Ann S. Fulcher is an American abdominal radiologist in the radiology department at Virginia Commonwealth University/Medical College of Medicine (VCU). She serves as a professor and the chair of the department of radiology at VCU.

== Education ==
Fulcher completed her undergraduate training at Westhampton College of the University of Richmond, obtaining a bachelor of science in biology.  Afterward, she attended medical school at Virginia Commonwealth University/Medical College of Virginia (VCU) in Richmond, VA under the Health Professions Scholarship Program (HPSP). After completing medical school with honors, she completed a diagnostic radiology residency at VCU, until she began her active duty service in the United States Air Force from 1991 to 1995 at Andrews Air Force Base, MD.

== Career ==
Fulcher held the position of staff radiologist at Andrews Air Force Base from 1991 to 1995 where she also served as an assistant professor at the Uniformed Services University of Health Sciences in Bethesda, MD. During her time at Andrews AFB, Fulcher was also appointed the chief of computed tomography section and body MR and chairperson for the department of radiology. Fulcher's military service also included a highest rank of major being awarded the Meritorious Service Medal in 1995.

Fulcher became an assistant professor in the department of radiology, abdominal imaging section at Medical College of Virginia/VCU. From 1996 to 2001Fulcher was the director of the radiology division in the ambulatory care center at VCU, the director of abdominal MR at VCU from 1997 to 2005, director of the abdominal imaging section at VCU from 2000 and vice-chairman of operations within the department of radiology from 2001 to 2003. Additional academic appointments include the senior deputy editor for the Radiology journal. 2003 is when she was ultimately appointed chair of the department of radiology at VCU along with receiving academic tenure.

== Research ==
Fulcher's research interest includes Magnetic resonance cholangiopancreatography (MRCP), Pelvic MRI, benign and malignant processes of the pelvis and functional imaging of the pancreas with MRI. In addition to numerous peer-reviewed publications, Fulcher's editorial experience includes book chapters, and RSNA teaching files.
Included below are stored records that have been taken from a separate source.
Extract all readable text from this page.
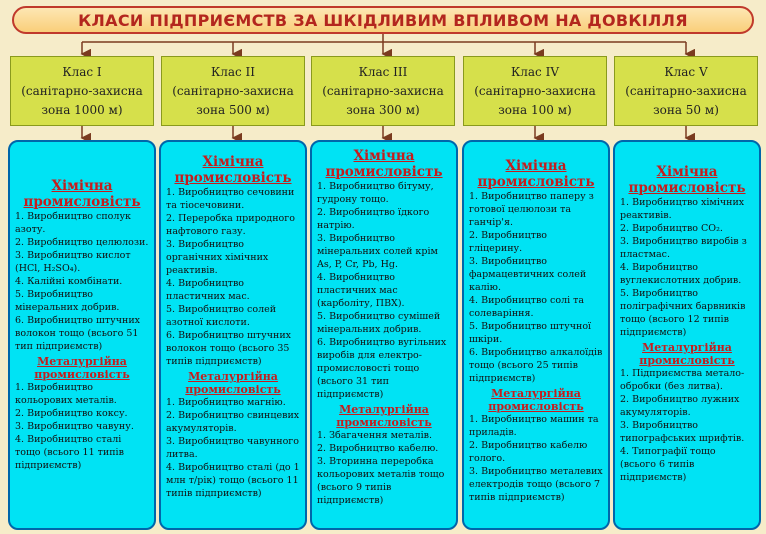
КЛАСИ ПІДПРИЄМСТВ ЗА ШКІДЛИВИМ ВПЛИВОМ НА ДОВКІЛЛЯ
Клас I
(санітарно-захисна
зона 1000 м)
Клас II
(санітарно-захисна
зона 500 м)
Клас III
(санітарно-захисна
зона 300 м)
Клас IV
(санітарно-захисна
зона 100 м)
Клас V
(санітарно-захисна
зона 50 м)
Хімічна промисловість

1. Виробництво сполук азоту.

2. Виробництво целюлози.

3. Виробництво кислот (HCl, H₂SO₄).

4. Калійні комбінати.

5. Виробництво мінеральних добрив.

6. Виробництво штучних волокон тощо (всього 51 тип підприємств)

Металургійна промисловість

1. Виробництво кольорових металів.

2. Виробництво коксу.

3. Виробництво чавуну.

4. Виробництво сталі тощо (всього 11 типів підприємств)

Хімічна промисловість

1. Виробництво сечовини та тіосечовини.

2. Переробка природного нафтового газу.

3. Виробництво органічних хімічних реактивів.

4. Виробництво пластичних мас.

5. Виробництво солей азотної кислоти.

6. Виробництво штучних волокон тощо (всього 35 типів підприємств)

Металургійна промисловість

1. Виробництво магнію.

2. Виробництво свинцевих акумуляторів.

3. Виробництво чавунного литва.

4. Виробництво сталі (до 1 млн т/рік) тощо (всього 11 типів підприємств)

Хімічна промисловість

1. Виробництво бітуму, гудрону тощо.

2. Виробництво їдкого натрію.

3. Виробництво мінеральних солей крім As, P, Cr, Pb, Hg.

4. Виробництво пластичних мас (карболіту, ПВХ).

5. Виробництво сумішей мінеральних добрив.

6. Виробництво вугільних виробів для електро-промисловості тощо (всього 31 тип підприємств)

Металургійна промисловість

1. Збагачення металів.

2. Виробництво кабелю.

3. Вторинна переробка кольорових металів тощо (всього 9 типів підприємств)

Хімічна промисловість

1. Виробництво паперу з готової целюлози та ганчір'я.

2. Виробництво гліцерину.

3. Виробництво фармацевтичних солей калію.

4. Виробництво солі та солеваріння.

5. Виробництво штучної шкіри.

6. Виробництво алкалоїдів тощо (всього 25 типів підприємств)

Металургійна промисловість

1. Виробництво машин та приладів.

2. Виробництво кабелю голого.

3. Виробництво металевих електродів тощо (всього 7 типів підприємств)

Хімічна промисловість

1. Виробництво хімічних реактивів.

2. Виробництво CO₂.

3. Виробництво виробів з пластмас.

4. Виробництво вуглекислотних добрив.

5. Виробництво поліграфічних барвників тощо (всього 12 типів підприємств)

Металургійна промисловість

1. Підприємства метало-обробки (без литва).

2. Виробництво лужних акумуляторів.

3. Виробництво типографських шрифтів.

4. Типографії тощо (всього 6 типів підприємств)
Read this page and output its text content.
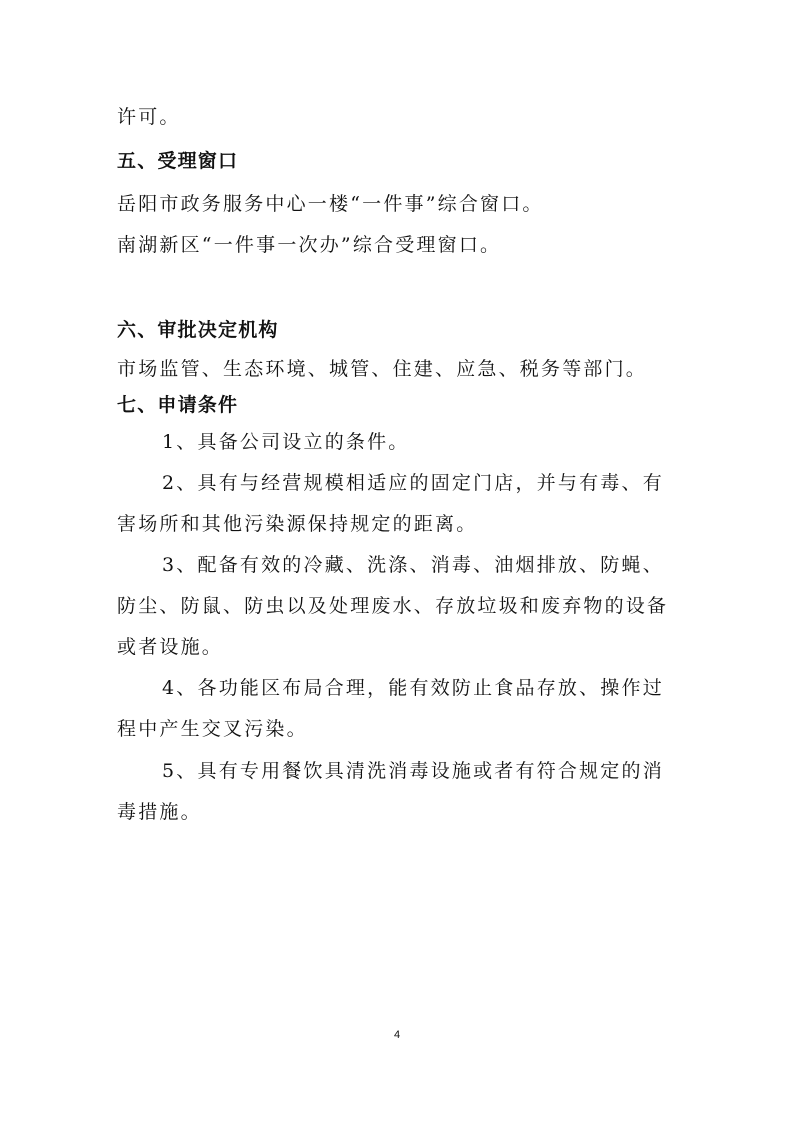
许可。
五、受理窗口
岳阳市政务服务中心一楼“一件事”综合窗口。
南湖新区“一件事一次办”综合受理窗口。
六、审批决定机构
市场监管、生态环境、城管、住建、应急、税务等部门。
七、申请条件
1、具备公司设立的条件。
2、具有与经营规模相适应的固定门店，并与有毒、有
害场所和其他污染源保持规定的距离。
3、配备有效的冷藏、洗涤、消毒、油烟排放、防蝇、
防尘、防鼠、防虫以及处理废水、存放垃圾和废弃物的设备
或者设施。
4、各功能区布局合理，能有效防止食品存放、操作过
程中产生交叉污染。
5、具有专用餐饮具清洗消毒设施或者有符合规定的消
毒措施。
4
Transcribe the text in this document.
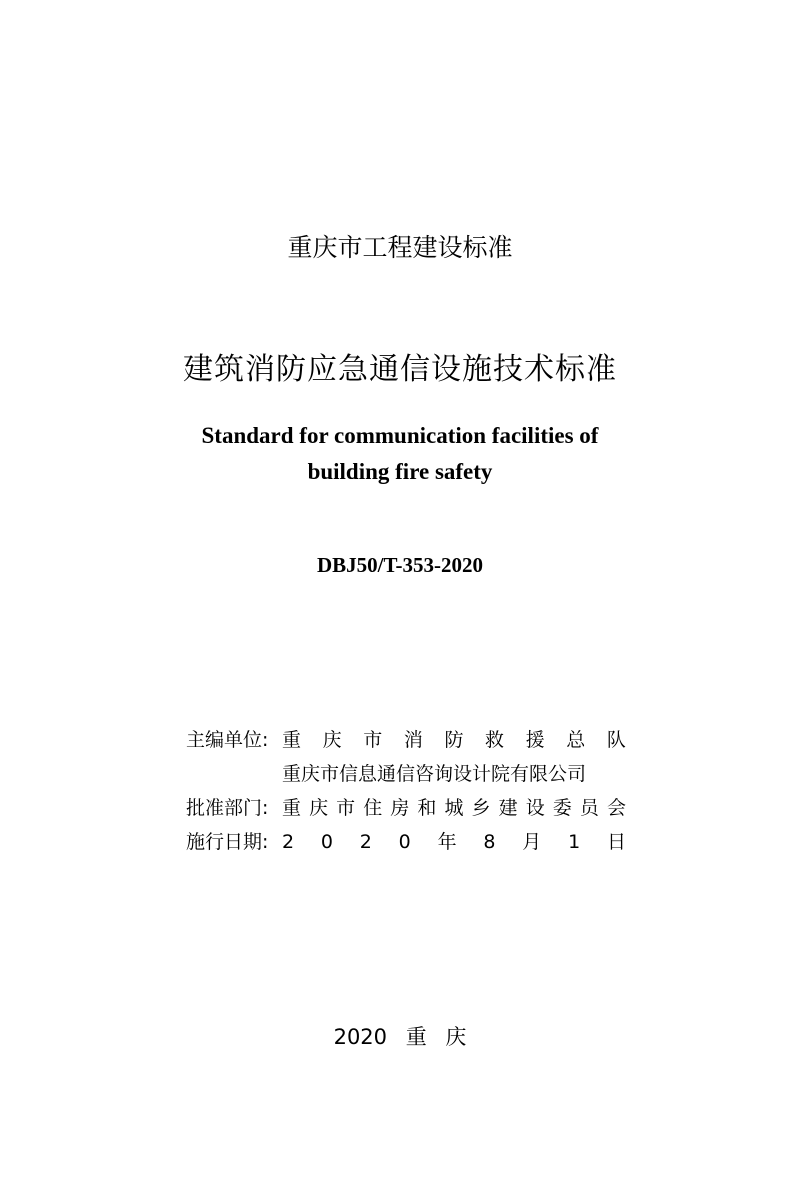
重庆市工程建设标准
建筑消防应急通信设施技术标准
Standard for communication facilities of
building fire safety
DBJ50/T-353-2020
主编单位: 重 庆 市 消 防 救 援 总 队
重庆市信息通信咨询设计院有限公司
批准部门: 重 庆 市 住 房 和 城 乡 建 设 委 员 会
施行日期: 2 0 2 0 年 8 月 1 日
2020 重 庆
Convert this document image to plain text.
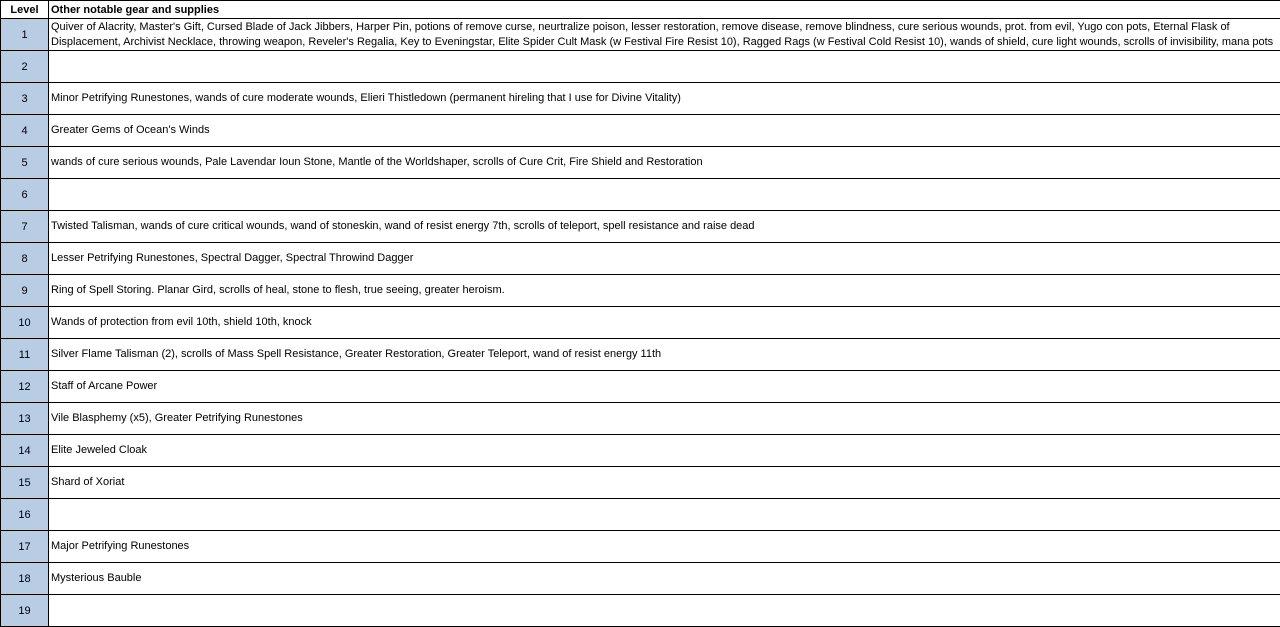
Level	Other notable gear and supplies
1	Quiver of Alacrity, Master's Gift, Cursed Blade of Jack Jibbers, Harper Pin, potions of remove curse, neurtralize poison, lesser restoration, remove disease, remove blindness, cure serious wounds, prot. from evil, Yugo con pots, Eternal Flask of Displacement, Archivist Necklace, throwing weapon, Reveler's Regalia, Key to Eveningstar, Elite Spider Cult Mask (w Festival Fire Resist 10), Ragged Rags (w Festival Cold Resist 10), wands of shield, cure light wounds, scrolls of invisibility, mana pots
2	
3	Minor Petrifying Runestones, wands of cure moderate wounds, Elieri Thistledown (permanent hireling that I use for Divine Vitality)
4	Greater Gems of Ocean's Winds
5	wands of cure serious wounds, Pale Lavendar Ioun Stone, Mantle of the Worldshaper, scrolls of Cure Crit, Fire Shield and Restoration
6	
7	Twisted Talisman, wands of cure critical wounds, wand of stoneskin, wand of resist energy 7th, scrolls of teleport, spell resistance and raise dead
8	Lesser Petrifying Runestones, Spectral Dagger, Spectral Throwind Dagger
9	Ring of Spell Storing. Planar Gird, scrolls of heal, stone to flesh, true seeing, greater heroism.
10	Wands of protection from evil 10th, shield 10th, knock
11	Silver Flame Talisman (2), scrolls of Mass Spell Resistance, Greater Restoration, Greater Teleport, wand of resist energy 11th
12	Staff of Arcane Power
13	Vile Blasphemy (x5), Greater Petrifying Runestones
14	Elite Jeweled Cloak
15	Shard of Xoriat
16	
17	Major Petrifying Runestones
18	Mysterious Bauble
19	
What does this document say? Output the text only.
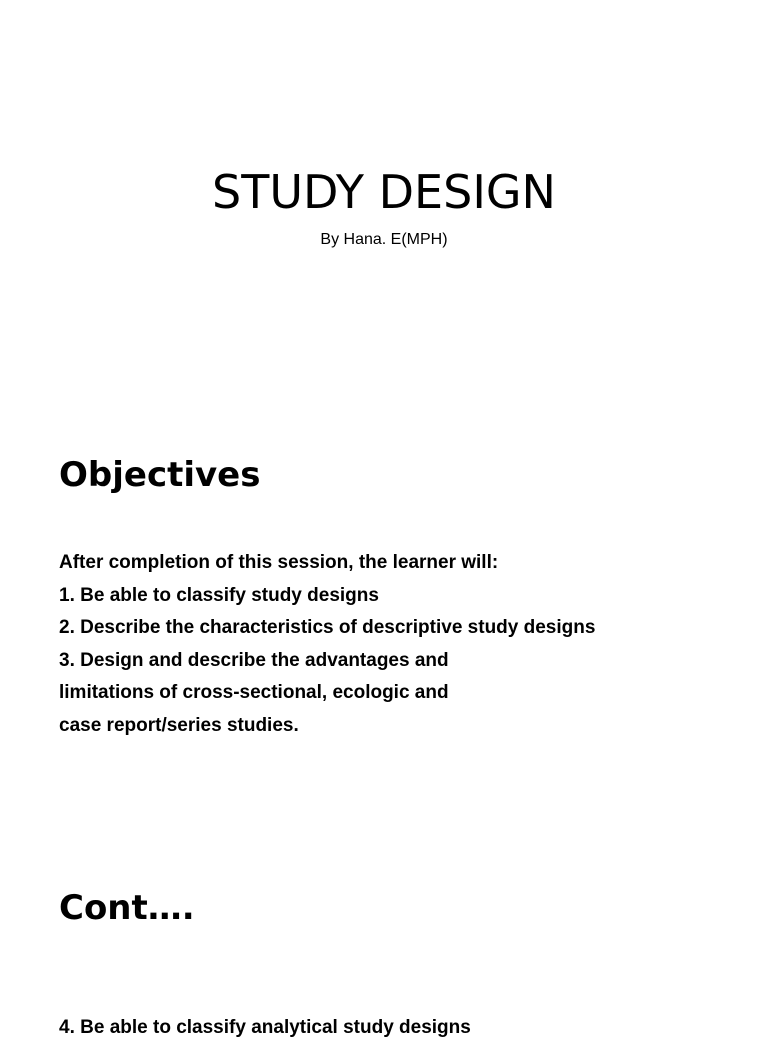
STUDY DESIGN

By Hana. E(MPH)

Objectives
After completion of this session, the learner will:
1. Be able to classify study designs
2. Describe the characteristics of descriptive study designs
3. Design and describe the advantages and
limitations of cross-sectional, ecologic and
case report/series studies.
Cont….

4. Be able to classify analytical study designs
Fulcher has served as an editorial reviewer for Abdominal Imaging Journal, CardioVascular and Interventional Radiology Journal, Radiology Journal, and Clinical Journal of Gastroenterology.

== Awards ==

- Voted as "Top Doc" in Radiology by Richmond Magazine: 2004, 2008, 2010–2016, 2017 (Top in category), 2019-2020.
- Elected to "Best Doctors in America" by Best Doctors: 2007–2008, 2011–2015, 2017–2020.
- Elected to "Best Doctors" by Virginia Living Magazine: 2018.
- Professional Achievement Award for Women in Science, Dentistry & Medicine: 2005.
- Recipient of Distinguished Resident Award, American Association of Women Radiologists: 1990.